Data Science in Smart City (Winter 2023/2024)

Revision as of 14:55, 26 September 2023 by Li56 (talk | contribs)
Imbox content.png Note: The primary platform for communication in this course will be StudIP. All materials will be uploaded there.


Details

Workload/ECTS Credits: 180h, 6 ECTS
Module: M.Inf.1800 Fortgeschrittenen Praktikum Computernetzwerke
Lecturer: Prof. Xiaoming Fu; Zhengze Li
Teaching assistant: Zhengze Li, Yanlong Huang
Time: Monday 10:00 - 12:00am
Place: Room 0.101, Goldschmidtstr. 7 (Informatik u.Stochastik)
UniVZ [1]


Course Organization

In this course, you will complete several practical tasks in the realm of data analysis. These tasks can include both exploratory (descriptive) data analysis as well as the application of machine learning algorithms to specific datasets.

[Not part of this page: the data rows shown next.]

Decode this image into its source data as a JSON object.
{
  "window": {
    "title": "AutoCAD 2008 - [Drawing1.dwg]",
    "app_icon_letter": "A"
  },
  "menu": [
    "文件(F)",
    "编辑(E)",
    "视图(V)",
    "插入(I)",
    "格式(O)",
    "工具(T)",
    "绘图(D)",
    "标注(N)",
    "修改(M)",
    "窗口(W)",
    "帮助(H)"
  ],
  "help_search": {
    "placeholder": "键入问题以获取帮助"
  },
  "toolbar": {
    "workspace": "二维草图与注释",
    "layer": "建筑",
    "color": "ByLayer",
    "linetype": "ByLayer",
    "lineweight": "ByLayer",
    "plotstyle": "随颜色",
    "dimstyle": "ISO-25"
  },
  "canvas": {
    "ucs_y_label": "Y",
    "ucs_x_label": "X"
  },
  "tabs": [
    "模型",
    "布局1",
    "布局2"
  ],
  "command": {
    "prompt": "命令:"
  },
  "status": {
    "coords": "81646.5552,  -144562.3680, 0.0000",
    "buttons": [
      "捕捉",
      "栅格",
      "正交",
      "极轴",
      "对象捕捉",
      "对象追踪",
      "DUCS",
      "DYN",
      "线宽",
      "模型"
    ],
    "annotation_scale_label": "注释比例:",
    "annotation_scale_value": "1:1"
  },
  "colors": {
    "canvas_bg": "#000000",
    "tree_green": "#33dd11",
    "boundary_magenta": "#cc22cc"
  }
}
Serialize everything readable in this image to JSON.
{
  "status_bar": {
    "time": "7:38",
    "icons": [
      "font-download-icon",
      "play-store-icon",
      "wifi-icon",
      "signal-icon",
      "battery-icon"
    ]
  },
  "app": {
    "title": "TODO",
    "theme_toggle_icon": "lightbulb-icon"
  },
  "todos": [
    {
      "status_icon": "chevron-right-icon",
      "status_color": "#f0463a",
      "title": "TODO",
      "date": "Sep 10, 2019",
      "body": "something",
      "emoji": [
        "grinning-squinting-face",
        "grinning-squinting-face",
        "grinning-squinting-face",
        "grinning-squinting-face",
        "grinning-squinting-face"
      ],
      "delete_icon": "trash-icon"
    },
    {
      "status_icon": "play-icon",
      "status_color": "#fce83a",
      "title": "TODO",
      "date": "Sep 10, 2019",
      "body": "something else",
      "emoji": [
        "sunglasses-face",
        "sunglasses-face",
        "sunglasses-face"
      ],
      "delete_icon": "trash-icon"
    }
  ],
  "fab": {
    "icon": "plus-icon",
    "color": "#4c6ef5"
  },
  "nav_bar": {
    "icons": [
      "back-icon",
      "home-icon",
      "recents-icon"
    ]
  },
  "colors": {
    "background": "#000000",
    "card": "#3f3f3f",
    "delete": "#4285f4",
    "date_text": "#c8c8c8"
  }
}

While the focus of the course is strongly practical, to support students, the course will provide lectures on different aspects of practical machine learning in the early stages of the course, including:

  • Introduction to the practical data science pipeline
  • Exploratory data analysis
  • The Python Data Science stack
  • Video Analytics
  • Advanced algorithms for Data Science
  • Parameter tuning for predictive models

The goal of this course is to:

  • Help students to further understand computer networks and data science knowledge.
  • Help students to use computer science knowledge to build a practical AI system.
  • Guide students to utilize knowledge to improve the performance of the system.

In this course, each student (max. number 30) needs to:

  • Read state-of-art papers.
  • Use programming to build systems including computer vision algorithms, embedded design programs.
  • Learn how to analyze city public transport sensor data.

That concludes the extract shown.